Mary Greer relates the Boairdo suits to the more familiar suits as:
Fear = Swords
Jealousy = Wands
Hope = Coins
Love = Cups
So, why use these suits for the Theda Bara deck rather than the more traditional suits? Well, Theda Bara was a star of the silent film era, and the basic themes of the silent films she starred in are the passions and emotions of Fear, Jealousy, Hope and Love.
Theda was a student of the Delsarte method, that was commonly used by actors in the silent era. This involved poses and facial expressions to register emotions. In Eve Golden’s biography of Theda, she describes:
“In the early years of fan magazines, Theda and her fellow stars were pictured registering Fear, Love, ….and other facial expressions”

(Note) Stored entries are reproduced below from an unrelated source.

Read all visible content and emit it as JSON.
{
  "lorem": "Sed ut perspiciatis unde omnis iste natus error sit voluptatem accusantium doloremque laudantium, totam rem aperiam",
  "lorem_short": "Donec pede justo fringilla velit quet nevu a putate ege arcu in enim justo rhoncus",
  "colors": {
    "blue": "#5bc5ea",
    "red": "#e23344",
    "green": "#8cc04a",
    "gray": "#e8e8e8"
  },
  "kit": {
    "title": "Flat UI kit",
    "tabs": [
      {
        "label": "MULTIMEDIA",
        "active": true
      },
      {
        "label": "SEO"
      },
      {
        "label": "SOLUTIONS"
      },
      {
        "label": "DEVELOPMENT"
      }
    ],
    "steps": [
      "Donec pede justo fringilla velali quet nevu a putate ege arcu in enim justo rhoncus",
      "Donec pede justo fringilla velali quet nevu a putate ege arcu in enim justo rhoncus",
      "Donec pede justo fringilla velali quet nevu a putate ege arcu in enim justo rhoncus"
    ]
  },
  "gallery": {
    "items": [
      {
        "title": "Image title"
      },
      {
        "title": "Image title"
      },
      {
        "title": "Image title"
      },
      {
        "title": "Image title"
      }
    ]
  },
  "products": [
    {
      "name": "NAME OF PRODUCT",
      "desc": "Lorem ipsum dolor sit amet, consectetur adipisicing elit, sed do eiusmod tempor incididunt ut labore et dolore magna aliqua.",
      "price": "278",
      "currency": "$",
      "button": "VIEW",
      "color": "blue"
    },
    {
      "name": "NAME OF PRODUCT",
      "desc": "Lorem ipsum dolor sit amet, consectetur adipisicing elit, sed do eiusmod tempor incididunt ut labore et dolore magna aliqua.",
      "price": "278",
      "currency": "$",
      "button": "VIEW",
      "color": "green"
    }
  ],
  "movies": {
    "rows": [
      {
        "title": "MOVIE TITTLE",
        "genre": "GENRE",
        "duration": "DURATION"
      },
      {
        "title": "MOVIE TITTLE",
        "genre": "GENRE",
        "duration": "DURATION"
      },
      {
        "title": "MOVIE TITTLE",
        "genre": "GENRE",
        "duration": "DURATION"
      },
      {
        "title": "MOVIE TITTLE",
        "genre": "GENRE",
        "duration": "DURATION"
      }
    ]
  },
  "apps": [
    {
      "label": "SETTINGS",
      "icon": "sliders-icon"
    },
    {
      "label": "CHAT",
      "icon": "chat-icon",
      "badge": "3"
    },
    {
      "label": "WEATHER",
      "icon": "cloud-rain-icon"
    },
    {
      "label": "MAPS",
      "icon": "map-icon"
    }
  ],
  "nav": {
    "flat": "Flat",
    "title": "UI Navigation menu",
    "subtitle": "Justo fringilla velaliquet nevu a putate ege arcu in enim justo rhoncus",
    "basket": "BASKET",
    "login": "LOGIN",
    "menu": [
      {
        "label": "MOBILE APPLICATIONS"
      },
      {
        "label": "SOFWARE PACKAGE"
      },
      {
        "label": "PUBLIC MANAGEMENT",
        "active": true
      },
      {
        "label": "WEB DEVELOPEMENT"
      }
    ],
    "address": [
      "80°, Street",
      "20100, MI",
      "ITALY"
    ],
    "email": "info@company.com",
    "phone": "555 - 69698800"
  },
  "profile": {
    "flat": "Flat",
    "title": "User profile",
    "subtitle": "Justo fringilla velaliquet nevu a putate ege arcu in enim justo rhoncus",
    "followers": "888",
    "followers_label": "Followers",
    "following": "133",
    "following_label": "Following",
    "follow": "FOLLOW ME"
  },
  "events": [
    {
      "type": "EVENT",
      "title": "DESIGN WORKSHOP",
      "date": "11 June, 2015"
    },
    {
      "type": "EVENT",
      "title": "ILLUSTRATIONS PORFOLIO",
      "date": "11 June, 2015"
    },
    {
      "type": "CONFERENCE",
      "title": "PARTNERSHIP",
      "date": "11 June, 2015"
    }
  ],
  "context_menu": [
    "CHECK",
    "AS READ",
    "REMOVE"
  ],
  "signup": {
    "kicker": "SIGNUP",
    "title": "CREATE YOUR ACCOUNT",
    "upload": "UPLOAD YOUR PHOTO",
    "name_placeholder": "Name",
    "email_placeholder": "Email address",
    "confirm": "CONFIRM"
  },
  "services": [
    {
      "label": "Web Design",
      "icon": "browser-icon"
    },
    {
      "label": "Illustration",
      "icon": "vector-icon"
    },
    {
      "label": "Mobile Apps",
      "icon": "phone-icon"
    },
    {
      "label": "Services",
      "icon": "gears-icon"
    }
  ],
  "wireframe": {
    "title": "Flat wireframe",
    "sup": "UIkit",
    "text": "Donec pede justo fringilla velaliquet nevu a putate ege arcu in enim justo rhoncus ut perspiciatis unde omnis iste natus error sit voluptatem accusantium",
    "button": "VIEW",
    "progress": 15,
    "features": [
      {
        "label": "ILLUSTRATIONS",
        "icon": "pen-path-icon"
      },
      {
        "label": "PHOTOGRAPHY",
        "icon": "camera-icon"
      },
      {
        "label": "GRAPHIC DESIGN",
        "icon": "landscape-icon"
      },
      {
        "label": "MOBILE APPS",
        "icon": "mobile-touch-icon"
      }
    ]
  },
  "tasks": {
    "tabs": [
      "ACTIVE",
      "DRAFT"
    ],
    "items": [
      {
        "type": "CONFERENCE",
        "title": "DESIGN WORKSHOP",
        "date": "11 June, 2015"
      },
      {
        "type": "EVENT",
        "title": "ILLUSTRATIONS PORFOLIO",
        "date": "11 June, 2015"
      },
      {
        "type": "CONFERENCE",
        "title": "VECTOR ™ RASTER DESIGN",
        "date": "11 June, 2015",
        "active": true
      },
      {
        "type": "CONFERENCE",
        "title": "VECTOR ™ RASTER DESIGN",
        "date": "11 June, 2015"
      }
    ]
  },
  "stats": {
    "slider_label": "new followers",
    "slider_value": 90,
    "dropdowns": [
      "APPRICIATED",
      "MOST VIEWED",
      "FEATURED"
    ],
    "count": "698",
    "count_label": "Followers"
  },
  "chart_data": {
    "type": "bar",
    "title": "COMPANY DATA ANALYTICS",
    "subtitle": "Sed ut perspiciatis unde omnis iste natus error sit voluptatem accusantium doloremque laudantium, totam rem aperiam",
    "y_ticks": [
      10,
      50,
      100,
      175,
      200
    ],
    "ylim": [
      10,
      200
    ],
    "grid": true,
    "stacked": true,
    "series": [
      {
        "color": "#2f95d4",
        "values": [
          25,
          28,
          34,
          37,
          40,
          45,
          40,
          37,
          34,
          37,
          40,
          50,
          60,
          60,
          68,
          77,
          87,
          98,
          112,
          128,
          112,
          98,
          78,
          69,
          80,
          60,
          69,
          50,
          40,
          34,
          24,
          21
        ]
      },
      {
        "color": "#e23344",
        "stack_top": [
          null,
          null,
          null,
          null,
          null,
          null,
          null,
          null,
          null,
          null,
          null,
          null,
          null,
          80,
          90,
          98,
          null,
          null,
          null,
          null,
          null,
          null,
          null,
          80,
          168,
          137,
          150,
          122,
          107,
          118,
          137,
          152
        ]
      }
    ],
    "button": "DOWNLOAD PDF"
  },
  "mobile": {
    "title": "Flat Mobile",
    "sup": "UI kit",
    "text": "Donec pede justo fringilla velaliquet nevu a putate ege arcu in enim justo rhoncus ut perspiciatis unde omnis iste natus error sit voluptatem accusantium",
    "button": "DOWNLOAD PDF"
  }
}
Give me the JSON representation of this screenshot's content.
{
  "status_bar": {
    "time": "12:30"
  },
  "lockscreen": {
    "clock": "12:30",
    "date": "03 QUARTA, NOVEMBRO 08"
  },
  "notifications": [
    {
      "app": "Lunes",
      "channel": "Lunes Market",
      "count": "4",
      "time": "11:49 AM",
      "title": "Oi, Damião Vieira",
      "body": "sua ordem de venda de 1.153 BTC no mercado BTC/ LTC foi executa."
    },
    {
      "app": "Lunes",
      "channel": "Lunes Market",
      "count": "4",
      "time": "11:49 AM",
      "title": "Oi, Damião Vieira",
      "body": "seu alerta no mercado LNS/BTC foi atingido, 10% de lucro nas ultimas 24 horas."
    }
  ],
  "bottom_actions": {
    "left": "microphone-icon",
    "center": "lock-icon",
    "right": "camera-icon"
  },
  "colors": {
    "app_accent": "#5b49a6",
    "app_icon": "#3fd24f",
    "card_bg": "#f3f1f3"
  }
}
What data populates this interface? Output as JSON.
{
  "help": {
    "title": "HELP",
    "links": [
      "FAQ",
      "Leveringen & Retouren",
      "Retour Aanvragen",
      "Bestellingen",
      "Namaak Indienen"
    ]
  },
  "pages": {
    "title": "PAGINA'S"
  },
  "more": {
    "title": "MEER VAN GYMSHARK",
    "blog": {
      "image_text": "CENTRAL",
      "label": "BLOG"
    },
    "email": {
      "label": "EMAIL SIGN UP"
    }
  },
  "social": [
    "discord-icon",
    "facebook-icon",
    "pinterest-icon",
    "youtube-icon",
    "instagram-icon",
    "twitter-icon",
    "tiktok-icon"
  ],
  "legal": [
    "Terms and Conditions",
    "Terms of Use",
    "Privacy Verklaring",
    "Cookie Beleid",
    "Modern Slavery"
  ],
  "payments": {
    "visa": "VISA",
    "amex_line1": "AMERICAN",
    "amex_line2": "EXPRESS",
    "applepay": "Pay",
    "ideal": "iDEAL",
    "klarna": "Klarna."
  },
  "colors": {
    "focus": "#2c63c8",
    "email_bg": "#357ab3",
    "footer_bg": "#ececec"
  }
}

By modern standards the Delsarte method may look exaggerated and almost pantomime like. But it is unfair to make such judgements, and the acting methods of today may look equally ‘wrong’ in one hundred years from now. Luckily for us, we have stills from the period with Theda in poses and with facial expressions that perfectly match the Boiardo suits.
I have created each card using a suitable image to reflect that emotion. This was not an easy task. I have a collection of many hundred different images of Theda, and narrowed them down to about 130 covering the four suits. The ranking them from most to least, as Mary Greer explains in ‘Understanding the Tarot Court’
“The pip cards in the ‘good suits’ (love and hope) rank from ten down to ace and the ‘bad’ pips (fear and jealousy) ran the other direction ‘because more love and more love are better than less, and less fear and jealousy are better than more”
This allows the reader a choice in deciding on how to interpret the minors. The reader can relate each card to the matched traditional suit as described above by Mary Greer, so the Ace of Hope here becomes the Ace of Coins. The card is read in the traditional manner with the common meanings for the Ace of Coins. Alternatively, they can be read in the same way that Boiardo proposed. In the case of the Ten of Fear above, this would be the ‘worst bad card’ as Fear is the worst of the Four Passions and ten is the highest rank of the pips. Using the Boiardo tercet for each card gives further guidance for the reader, and the three verses for each minor are clearly displayed in their entirety (unlike the majors where I have deliberately obscured the text).
Once selecting the image, they were edited and digitally enhanced to be suitable for the cards. The relevant Boiardo tercet for each card was written by myself with an ink pen using an oblique nib. I used a personalised variation of chancery cursive script, a calligraphy style that was created in Italy in the 15th century, and I love to imagine that Boiardo would have used a similar style himself when creating the poems.